Jeżeli te wszystkie opcje nie są dla Ciebie do końca klarowne i mimo wszystko masz obawy, czy dobrze dostosujesz swoją ulubioną jednostkę, możemy Cię trochę pocieszyć. Najważniejsze w World of Warships to poznać okręt, którym dowodzisz, jaki by on nie był. Im lepiej „czujesz” jego manewrowość, szybkość obrotu dział czy zasięg, tym większa Twoja szansa na odniesienie sukcesu na polu bitwy.

World of Warships - rodzaje okrętów i ORP Błyskawica

No, dobra, to co, okręty wybrane, wszystko gotowe? Wypłyńmy więc na morze i zobaczmy, jak prezentuje się sama rozgrywka. I w tej kwestii znajdzie się parę ważnych rad dla początkujących.

Ahoj, Nowicjuszu! Płyń za nami!

Wylądowałeś już na nieznanych wodach? I bardzo dobrze! Cała naprzód! – od tego warto zacząć. Pamiętać jednak należy, że – w przeciwieństwie do pojazdów z innych gier sieciowych – okręty World of Warships charakteryzują się określoną manewrowością. Co to znaczy? Ano to, że rozpędzony statek nie zatrzyma się od razu w miejscu, ani też nie wykręci kółka, kiedy tylko każesz mu odbić w lewo czy prawo.

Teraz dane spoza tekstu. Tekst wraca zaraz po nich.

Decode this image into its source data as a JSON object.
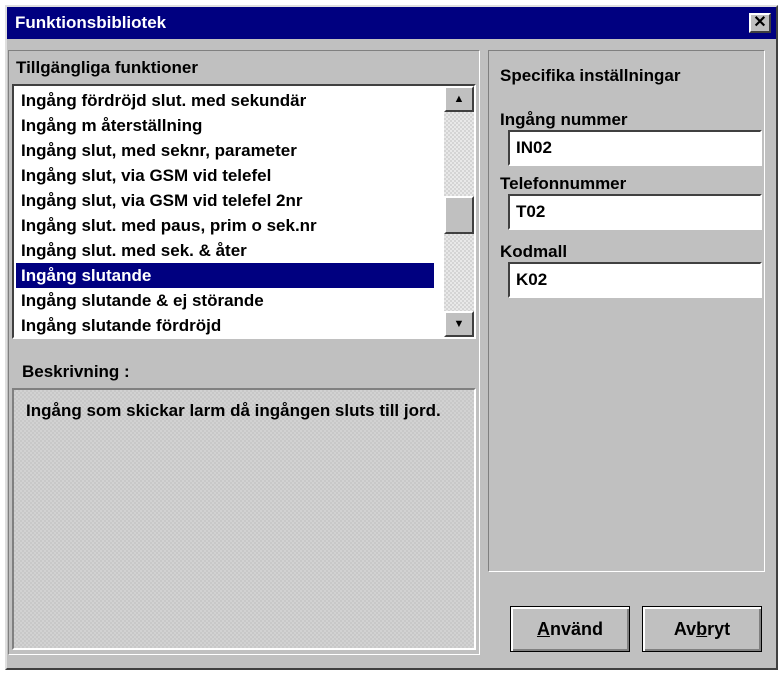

Dlatego tak ważne jest planowanie kursu z wyprzedzeniem (może w tym pomóc narzędzie automatycznego ustawiania celu rejsu na mapie). No dobrze, ale gdzie ten kurs ustalić? W innych sieciówkach szukałbyś krzaków, ruin, zagłębień terenu, a tutaj… Gdzie spojrzeć, morze. Ale nie takie całkiem gładkie, gdzieniegdzie wystają z niego wysepki i ważne, żeby o nich pamiętać i nauczyć się odpowiednio z nich korzystać. Cieśnina może przysłużyć się Twojemu okrętowi, ale tam też najczęściej napotkasz na zasadzkę przeciwnika. Eksperymentuj, pływaj tu i tam, sprawdzaj, które elementy terenu są Twoimi ulubionymi i z których potrafisz najlepiej skorzystać.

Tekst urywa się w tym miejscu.